Pensó que la crisis estaba atajada, pero el mar de fondo persistía. Cinco días más tarde, los brasileños decidieron celebrar con un desfile militar el séptimo aniversario de la promulgación de la Constitución. Sin embargo, no invitaron al emperador al tedeum.

—¡Es inconcebible! ¡Una afrenta innoble! —protestaba Pedro.

Siempre le sorprendía la manera en que él, que había sido un príncipe revolucionario, defensor de las ideas del siglo, que otorgó a Brasil y luego a Portugal las constituciones más liberales de su época, era manipulado por sus adversarios, que le colocaban en una posición ideológica que no era la suya y en contra de la patria que había escogido. Si no podía acabar con toda esa tergiversación con un golpe de Estado, ¿qué solución le quedaba?

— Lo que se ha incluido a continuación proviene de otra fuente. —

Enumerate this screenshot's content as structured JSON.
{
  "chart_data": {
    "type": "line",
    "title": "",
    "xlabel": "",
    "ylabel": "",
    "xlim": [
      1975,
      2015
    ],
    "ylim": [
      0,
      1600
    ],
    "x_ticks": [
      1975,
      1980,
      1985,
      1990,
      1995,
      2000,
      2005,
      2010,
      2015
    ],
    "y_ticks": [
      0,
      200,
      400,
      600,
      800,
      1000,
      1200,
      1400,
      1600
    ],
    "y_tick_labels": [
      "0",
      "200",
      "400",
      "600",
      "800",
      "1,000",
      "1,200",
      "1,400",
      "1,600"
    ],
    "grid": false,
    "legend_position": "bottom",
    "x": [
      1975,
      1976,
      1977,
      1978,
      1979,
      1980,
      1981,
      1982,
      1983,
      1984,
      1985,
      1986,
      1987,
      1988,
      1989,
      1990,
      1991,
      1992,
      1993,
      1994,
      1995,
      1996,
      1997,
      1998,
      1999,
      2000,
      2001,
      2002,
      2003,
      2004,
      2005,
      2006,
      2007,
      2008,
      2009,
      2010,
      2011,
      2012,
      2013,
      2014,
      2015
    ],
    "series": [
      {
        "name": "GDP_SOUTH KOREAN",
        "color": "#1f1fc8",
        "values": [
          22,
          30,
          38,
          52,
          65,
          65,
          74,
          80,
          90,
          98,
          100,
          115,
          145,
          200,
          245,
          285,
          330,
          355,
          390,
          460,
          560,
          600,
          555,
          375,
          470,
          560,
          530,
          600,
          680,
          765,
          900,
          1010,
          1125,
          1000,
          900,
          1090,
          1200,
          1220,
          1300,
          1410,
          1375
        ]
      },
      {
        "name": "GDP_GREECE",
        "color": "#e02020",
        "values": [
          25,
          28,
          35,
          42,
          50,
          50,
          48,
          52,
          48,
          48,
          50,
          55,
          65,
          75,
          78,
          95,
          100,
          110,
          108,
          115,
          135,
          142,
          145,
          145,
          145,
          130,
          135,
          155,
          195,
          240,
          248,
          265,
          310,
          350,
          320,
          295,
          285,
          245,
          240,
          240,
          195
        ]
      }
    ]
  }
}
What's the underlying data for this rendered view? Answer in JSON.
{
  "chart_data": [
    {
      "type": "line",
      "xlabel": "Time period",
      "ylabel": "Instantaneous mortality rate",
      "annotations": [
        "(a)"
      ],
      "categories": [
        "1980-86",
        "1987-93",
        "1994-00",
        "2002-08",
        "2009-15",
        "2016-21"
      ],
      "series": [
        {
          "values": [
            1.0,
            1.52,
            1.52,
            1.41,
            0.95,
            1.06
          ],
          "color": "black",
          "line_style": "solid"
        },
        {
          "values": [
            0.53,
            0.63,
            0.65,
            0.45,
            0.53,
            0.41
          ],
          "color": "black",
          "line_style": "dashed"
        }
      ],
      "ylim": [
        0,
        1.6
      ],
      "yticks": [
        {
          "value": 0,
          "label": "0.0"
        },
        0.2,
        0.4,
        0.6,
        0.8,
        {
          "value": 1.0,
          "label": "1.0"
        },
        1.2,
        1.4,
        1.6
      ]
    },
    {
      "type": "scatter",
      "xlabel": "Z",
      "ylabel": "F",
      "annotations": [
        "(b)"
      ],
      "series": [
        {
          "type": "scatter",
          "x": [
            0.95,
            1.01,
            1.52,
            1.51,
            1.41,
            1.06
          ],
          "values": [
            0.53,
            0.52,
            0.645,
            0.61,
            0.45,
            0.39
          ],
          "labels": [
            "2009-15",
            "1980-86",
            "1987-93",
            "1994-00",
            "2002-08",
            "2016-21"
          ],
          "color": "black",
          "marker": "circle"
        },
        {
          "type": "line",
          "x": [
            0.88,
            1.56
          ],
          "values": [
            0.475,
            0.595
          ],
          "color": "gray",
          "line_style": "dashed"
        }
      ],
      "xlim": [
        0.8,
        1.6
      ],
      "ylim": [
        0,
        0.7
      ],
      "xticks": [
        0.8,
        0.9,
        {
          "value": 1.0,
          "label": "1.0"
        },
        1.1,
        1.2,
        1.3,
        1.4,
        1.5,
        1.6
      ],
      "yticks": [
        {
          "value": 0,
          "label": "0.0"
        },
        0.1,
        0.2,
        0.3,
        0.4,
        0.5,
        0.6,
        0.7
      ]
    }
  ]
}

Al terminar el desfile militar en el Campo de Santana, el ministro de la Guerra le preguntó:

—Alteza, voy para el tedeum…, ¿venís también?

—No, porque no he sido invitado.

—Si me permitís, os aconsejo que vengáis. Es una oportunidad de demostrar que sois hombre del pueblo.

La emperatriz, que estaba escuchando la conversación, dio a su marido un empujoncito, como para animarle:

—Creo que el general tiene razón,
chéri

Pedro estaba desorientado. Nada de lo que sucedía le había ocurrido en el pasado, por eso no sabía cómo lidiar con tanto agravio. Acudir sin haber sido invitado no casaba con la condición de emperador, ni siquiera con el amor propio de un hombre común. Aparecer como un intruso… ¿no era humillarse?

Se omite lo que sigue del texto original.